1) Va anzitutto notato che gli anziani al tempo di Giacomo - come abbiamo già visto - non erano dei sacerdoti, per cui il loro non era un atto propriamente sacerdotale, compiuto con un'autorità mancante agli altri semplici cristiani. La loro preghiera non era più efficace di quella altrui, ma era attuata da loro solo perché essi erano i maggiori responsabili della comunità e del gregge a loro affidato. Quindi l'attuale atto del vescovo (o dei presbiteri) che consacra l'olio, e l'unzione che, per la sua validità deve essere compiuta da un sacerdote (o diacono) sul malato, non hanno più nulla a che vedere con il passo di Giacomo.

2) Va anzitutto ricordato che l'unzione degli ammalati non è un fatto obbligatorio in quanto è messa in mezzo a una serie di suggerimenti, come lo sono per esempio quello di pregare e di salmeggiare (v. 13).
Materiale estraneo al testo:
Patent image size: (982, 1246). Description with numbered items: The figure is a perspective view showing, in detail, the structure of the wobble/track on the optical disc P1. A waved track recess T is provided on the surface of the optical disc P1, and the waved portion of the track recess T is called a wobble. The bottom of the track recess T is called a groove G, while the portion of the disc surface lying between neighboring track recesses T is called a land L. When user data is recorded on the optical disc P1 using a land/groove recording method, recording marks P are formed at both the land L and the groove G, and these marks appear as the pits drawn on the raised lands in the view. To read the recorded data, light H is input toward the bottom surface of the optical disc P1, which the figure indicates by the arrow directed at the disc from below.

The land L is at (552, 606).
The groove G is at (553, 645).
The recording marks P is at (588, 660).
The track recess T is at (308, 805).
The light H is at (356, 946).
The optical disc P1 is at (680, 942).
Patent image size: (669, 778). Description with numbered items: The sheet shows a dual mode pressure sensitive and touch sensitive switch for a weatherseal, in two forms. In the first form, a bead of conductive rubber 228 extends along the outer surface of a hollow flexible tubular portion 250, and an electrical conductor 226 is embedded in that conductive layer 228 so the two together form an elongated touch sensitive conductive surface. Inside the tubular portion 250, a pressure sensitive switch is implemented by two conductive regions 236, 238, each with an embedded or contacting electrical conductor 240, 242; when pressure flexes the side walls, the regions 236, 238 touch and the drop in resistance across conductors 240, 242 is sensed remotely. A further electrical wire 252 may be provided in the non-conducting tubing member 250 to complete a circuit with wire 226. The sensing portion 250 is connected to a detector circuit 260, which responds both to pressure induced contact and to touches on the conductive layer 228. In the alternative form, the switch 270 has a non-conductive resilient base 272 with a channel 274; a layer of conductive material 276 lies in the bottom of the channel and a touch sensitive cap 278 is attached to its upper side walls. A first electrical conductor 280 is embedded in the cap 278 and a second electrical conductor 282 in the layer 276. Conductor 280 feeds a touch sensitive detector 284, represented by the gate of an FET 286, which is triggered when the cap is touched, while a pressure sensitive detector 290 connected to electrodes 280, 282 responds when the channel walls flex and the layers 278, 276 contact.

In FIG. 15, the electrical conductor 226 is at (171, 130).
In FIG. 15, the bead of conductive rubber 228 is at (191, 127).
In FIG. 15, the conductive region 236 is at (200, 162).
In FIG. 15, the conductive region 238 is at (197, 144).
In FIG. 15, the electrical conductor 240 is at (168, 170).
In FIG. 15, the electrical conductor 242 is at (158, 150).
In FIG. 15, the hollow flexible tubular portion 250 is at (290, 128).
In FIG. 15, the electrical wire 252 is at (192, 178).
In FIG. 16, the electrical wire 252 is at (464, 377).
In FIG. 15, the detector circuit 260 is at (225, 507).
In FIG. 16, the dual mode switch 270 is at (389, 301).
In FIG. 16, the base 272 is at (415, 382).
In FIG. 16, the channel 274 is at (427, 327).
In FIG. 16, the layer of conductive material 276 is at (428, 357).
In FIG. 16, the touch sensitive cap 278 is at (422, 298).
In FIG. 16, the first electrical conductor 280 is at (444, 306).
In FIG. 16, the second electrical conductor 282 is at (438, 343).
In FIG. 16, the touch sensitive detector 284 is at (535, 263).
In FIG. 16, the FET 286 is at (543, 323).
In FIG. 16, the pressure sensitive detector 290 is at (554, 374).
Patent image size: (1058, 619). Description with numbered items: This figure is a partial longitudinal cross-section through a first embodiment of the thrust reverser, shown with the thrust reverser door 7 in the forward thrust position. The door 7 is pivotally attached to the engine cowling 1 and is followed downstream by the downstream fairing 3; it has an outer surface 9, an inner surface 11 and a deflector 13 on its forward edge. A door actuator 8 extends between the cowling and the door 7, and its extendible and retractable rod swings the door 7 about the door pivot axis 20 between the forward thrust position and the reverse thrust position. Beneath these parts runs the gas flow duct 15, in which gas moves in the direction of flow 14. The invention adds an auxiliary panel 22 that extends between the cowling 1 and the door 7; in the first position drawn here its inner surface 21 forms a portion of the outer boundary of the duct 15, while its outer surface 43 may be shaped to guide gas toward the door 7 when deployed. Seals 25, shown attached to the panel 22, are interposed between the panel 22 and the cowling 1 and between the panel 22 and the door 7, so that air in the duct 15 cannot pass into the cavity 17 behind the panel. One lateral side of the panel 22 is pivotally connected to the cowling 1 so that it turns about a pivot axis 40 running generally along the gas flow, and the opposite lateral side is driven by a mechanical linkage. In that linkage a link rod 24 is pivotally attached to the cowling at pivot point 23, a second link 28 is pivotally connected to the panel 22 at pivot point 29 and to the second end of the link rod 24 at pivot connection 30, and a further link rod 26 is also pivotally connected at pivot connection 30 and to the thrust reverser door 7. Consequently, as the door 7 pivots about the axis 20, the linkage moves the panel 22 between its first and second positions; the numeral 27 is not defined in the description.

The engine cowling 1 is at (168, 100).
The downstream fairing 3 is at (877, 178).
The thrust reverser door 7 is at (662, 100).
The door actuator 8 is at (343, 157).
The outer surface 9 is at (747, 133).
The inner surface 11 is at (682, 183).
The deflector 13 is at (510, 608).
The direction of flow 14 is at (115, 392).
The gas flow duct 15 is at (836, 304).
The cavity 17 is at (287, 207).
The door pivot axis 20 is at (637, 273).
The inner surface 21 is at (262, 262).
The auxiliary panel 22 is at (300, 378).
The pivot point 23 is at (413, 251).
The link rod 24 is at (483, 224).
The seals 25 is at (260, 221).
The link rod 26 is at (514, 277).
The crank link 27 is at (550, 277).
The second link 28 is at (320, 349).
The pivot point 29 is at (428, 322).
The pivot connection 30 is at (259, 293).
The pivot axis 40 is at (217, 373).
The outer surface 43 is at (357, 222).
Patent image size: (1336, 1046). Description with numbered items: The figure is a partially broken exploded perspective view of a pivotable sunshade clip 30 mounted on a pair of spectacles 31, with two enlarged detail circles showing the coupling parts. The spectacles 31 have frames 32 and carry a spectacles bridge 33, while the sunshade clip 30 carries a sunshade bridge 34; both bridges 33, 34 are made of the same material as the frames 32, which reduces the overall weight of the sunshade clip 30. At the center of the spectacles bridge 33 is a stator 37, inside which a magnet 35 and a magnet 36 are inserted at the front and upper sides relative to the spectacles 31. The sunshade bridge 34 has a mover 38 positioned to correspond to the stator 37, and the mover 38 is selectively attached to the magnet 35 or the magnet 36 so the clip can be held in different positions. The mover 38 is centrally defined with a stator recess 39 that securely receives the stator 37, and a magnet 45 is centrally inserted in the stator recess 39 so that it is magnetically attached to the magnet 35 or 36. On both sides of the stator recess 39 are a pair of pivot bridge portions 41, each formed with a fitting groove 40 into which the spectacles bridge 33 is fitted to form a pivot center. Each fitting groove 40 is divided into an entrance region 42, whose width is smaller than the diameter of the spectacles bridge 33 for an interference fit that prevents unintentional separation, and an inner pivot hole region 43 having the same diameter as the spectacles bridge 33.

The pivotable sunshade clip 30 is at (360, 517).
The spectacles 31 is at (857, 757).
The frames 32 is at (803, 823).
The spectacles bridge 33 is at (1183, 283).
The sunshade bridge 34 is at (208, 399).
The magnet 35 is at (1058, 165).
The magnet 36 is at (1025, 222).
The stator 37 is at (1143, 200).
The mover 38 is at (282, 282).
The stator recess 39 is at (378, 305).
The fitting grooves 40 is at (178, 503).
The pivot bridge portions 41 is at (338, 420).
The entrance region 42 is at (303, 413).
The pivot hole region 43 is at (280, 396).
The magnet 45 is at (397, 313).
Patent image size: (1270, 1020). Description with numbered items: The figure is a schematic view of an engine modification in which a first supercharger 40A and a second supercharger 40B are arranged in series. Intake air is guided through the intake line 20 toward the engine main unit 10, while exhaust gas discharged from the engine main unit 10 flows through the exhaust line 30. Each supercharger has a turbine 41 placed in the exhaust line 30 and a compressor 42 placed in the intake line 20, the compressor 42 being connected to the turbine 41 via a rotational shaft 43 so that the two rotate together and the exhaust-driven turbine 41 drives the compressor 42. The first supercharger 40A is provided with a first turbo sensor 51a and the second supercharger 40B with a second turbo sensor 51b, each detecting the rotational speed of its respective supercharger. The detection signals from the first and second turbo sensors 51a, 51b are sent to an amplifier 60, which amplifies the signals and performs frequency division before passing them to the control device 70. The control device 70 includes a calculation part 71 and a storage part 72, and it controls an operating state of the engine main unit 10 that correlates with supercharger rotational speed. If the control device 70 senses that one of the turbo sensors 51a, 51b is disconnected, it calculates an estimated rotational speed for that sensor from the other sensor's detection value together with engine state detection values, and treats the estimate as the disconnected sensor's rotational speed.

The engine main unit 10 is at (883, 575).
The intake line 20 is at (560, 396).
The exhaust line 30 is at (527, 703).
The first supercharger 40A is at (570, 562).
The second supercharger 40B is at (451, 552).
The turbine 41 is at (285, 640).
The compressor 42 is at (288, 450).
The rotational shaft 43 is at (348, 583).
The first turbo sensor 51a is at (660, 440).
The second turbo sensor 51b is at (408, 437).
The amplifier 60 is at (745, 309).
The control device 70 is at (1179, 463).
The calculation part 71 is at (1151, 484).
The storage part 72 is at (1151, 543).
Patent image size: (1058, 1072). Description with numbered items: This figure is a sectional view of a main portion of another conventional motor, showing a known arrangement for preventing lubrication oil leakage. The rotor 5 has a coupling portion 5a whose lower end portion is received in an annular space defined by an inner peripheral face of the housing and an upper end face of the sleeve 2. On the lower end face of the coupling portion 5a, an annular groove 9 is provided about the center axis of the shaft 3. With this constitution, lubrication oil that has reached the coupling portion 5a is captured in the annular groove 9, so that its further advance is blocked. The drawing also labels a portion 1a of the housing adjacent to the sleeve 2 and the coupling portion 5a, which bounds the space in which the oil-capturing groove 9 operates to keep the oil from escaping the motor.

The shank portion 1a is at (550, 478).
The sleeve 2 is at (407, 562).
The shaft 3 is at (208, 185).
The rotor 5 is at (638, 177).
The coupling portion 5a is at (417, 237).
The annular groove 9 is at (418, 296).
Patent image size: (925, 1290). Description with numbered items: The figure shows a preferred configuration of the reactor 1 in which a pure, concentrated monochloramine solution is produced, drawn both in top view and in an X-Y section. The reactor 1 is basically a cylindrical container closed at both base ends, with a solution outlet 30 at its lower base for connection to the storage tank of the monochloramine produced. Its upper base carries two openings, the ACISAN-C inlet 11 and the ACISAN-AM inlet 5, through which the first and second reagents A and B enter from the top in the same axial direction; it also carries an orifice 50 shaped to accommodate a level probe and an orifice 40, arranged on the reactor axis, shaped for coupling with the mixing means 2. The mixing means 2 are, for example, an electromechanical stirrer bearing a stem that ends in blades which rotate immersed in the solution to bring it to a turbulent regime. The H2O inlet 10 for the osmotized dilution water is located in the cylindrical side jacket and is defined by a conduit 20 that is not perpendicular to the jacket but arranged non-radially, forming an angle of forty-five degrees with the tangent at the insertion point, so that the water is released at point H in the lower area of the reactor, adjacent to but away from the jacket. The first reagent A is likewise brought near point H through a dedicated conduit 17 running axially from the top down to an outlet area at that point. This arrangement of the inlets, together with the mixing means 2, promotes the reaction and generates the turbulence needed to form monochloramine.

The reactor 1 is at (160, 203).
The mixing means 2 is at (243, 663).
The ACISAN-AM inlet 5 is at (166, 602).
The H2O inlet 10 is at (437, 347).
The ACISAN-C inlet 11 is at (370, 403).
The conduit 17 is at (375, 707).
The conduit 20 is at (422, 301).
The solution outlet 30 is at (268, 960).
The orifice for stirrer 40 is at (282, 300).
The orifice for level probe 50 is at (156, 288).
Essa è la libera conseguenza di libera decisione personale, utile ma non indispensabile, così come è utile ma non necessario pregare quando uno è triste, e « salmodiare» quando uno è lieto.

3) E' utile ancora oggi l'invito di chiamare gli « anziani», ossia i vescovi della Chiesa? Certamente essi anziché ungere con olio, la medicina di quel tempo, dovranno vedere se l'ammalato dispone di tutte le risorse odierne: medicine, visite mediche necessarie i almeno utili. Gli anziani a nome della comunità e con le risorse di questa dovranno vedere se l'ammalato abbisogna di qualcosa che, ad esempio, le mutue non offrono.

4) E dopo aver fatto tutto ciò che umanamente è indispensabile, gli anziani o vescovi dovranno pregare Dio che tutto dirige secondo la sua volontà. Ancora oggi la preghiera ha la stessa efficacia del tempo apostolico; se sembra possedere minor potenza di pende dal fatto che oggi - in un epoca tecnicista - manca la fiducia del tempo apostolico. Ma Dio è lo stesso: ieri, oggi e domani!